Hallo allerseits - eine Frage an die erfahrenen Teckelführer: Ist es zur Zufriedenheit aller Beteiligten möglich, einen Teckel zu führen mit folgenden jagdlichen Aufgaben: 1) Schweiß (ganz überwiegend Rehwild) 2) stöbern bei gelegentlichen Treib- und Drückjagden 3) Apport (oder zumindest Finden) von Ente, Krähe? Ansonsten wären wesentliche Tätigkeitsfelder noch Familienhund, Schnarchen unter meinem Schreibtisch und Sitz wärmen im Außendienstfahrzeug.

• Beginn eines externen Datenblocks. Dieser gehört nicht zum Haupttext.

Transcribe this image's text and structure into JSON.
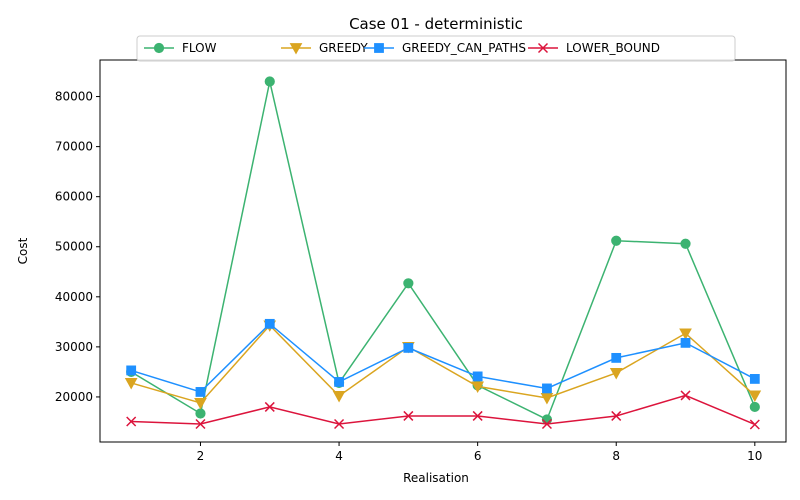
{
  "chart_data": {
    "type": "line",
    "title": "Case 01 - deterministic",
    "xlabel": "Realisation",
    "ylabel": "Cost",
    "x": [
      1,
      2,
      3,
      4,
      5,
      6,
      7,
      8,
      9,
      10
    ],
    "xlim": [
      0.55,
      10.45
    ],
    "ylim": [
      11000,
      87300
    ],
    "xticks": [
      2,
      4,
      6,
      8,
      10
    ],
    "yticks": [
      20000,
      30000,
      40000,
      50000,
      60000,
      70000,
      80000
    ],
    "grid": false,
    "legend_position": "top-center",
    "series": [
      {
        "name": "FLOW",
        "color": "#3cb371",
        "marker": "circle",
        "values": [
          25000,
          16700,
          83000,
          22800,
          42700,
          22300,
          15500,
          51200,
          50600,
          18000
        ]
      },
      {
        "name": "GREEDY",
        "color": "#daa520",
        "marker": "triangle-down",
        "values": [
          22800,
          18800,
          34300,
          20200,
          30000,
          22100,
          19800,
          24800,
          32700,
          20300
        ]
      },
      {
        "name": "GREEDY_CAN_PATHS",
        "color": "#1e90ff",
        "marker": "square",
        "values": [
          25300,
          21000,
          34600,
          23000,
          29800,
          24100,
          21700,
          27800,
          30800,
          23600
        ]
      },
      {
        "name": "LOWER_BOUND",
        "color": "#dc143c",
        "marker": "x",
        "values": [
          15100,
          14600,
          18000,
          14600,
          16200,
          16200,
          14600,
          16200,
          20300,
          14500
        ]
      }
    ]
  }
}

Ich selbst habe eine Cockerdame im besten Alter (heuer sind es schon 8 Jahre ), die für mich diese Aufgaben mehr oder weniger übernimmt und werde mir akut keinen weiteren Hund anschaffen. Aber man macht sich natürlich Gedanken für die Zukunft. Die Taschenwölfe haben es mir irgendwie angetan und ein kleiner Hund ist insgesamt für mich gut zu handhaben. Ich bin mir aber nicht ganz sicher, daß das so ganz das richtige Anforderungsprofil für den Dackel ist und habe auch ein bißchen Vorbehalte, was die Sache mit dem Apport von Niederwild angeht. Was die Schweißarbeit angeht, sollen sie ja gut sein. Wie sieht es mit der Schärfe aus, binden die auch ein krankes Reh, so daß ich es abfangen kann. Diese Situation hat man zum Glück selten genug, wenn man dann das Stück aber nicht erlösen kann, weil es der Hund nicht hält, ist das die unangenehmste aller jagdlichen Situationen.

Bauarbeit möchte ich nicht machen, hier sind die Füchse flächendeckend mit Fuchsbandwurm durchseucht, da graust es mir davor, außerdem haben wir kleine Kinder, die sollen nicht mit dem Erreger in Kontakt kommen, wenn es sich vermeiden läßt.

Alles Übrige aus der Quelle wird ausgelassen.